Our culture glamorizes lust as the source of life’s greatest pleasure. In jolting contrast, the Bhagavad-gita (03.37) warns that lust is the enemy of the world.

To understand how lust is our enemy, let’s analyze its effects in terms of perpetuity, identity and strategy.

Perpetuity: An ordinary enemy would want to hurt us. Our worst enemy would want to hurt us as much as possible, even for our entire lifetime. Lust hurts us more than our worst enemy. It allures us with pleasure that lasts for a few moments, and keeps us hankering and lamenting for the rest of our life from the earliest moments of puberty till the final moments of death. Lust torments us lifetime after lifetime, for as long as we remain in material existence.

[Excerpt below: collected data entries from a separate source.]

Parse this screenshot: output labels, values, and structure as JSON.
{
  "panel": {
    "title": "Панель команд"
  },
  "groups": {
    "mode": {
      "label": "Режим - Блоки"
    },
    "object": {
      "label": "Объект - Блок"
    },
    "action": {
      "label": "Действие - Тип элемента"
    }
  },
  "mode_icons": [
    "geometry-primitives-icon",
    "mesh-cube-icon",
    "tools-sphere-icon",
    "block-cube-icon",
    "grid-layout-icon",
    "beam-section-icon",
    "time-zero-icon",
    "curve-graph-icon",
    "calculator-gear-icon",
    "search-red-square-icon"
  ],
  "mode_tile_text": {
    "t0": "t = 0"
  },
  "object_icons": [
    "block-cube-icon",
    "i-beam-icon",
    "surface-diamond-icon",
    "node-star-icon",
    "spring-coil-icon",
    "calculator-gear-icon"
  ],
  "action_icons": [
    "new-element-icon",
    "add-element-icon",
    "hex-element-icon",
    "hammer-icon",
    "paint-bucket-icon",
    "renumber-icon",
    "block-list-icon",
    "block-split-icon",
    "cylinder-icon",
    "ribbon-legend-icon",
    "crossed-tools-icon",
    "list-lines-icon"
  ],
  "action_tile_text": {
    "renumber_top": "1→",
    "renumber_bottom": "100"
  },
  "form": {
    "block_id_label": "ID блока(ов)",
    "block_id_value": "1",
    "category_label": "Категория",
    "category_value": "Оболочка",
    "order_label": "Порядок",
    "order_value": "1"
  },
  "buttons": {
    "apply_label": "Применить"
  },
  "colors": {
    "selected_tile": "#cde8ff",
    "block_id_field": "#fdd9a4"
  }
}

Identity: Lust masks itself so deceptively that we don’t even recognize the cause of our suffering. We mistake the cause to be the external factors obstructing our lusty indulgence – the non-cooperation of potential sexual partners, cultural restrictions, our lack of good looks or big bank accounts, etc. However, these don’t cause our misery; even if all such obstacles to indulgence were removed, lust would still goad us for more gratification and would keep tormenting us with its insatiable appetite.

Strategy: Lust so thoroughly perverts our perception that it makes us use our own energy against us. Just as a computer virus wrecks our computer with then energy that we provide, lust wrecks us with our own energy. Instead of the enemy exerting to hurt us, the enemy of lust makes us exert to hurt ourselves.

That’s why we need to fortify our intelligence with Gita wisdom and calmly contemplate the enormous dangers of unregulated lust. Only then can we combat and conquer this worst of all enemies.

Bhagavad Gita Chapter 03 Text 37

“The Supreme Personality of Godhead said: It is lust only, Arjuna, which is born of contact with the material mode of passion and later transformed into wrath, and which is the all-devouring sinful enemy of this world.”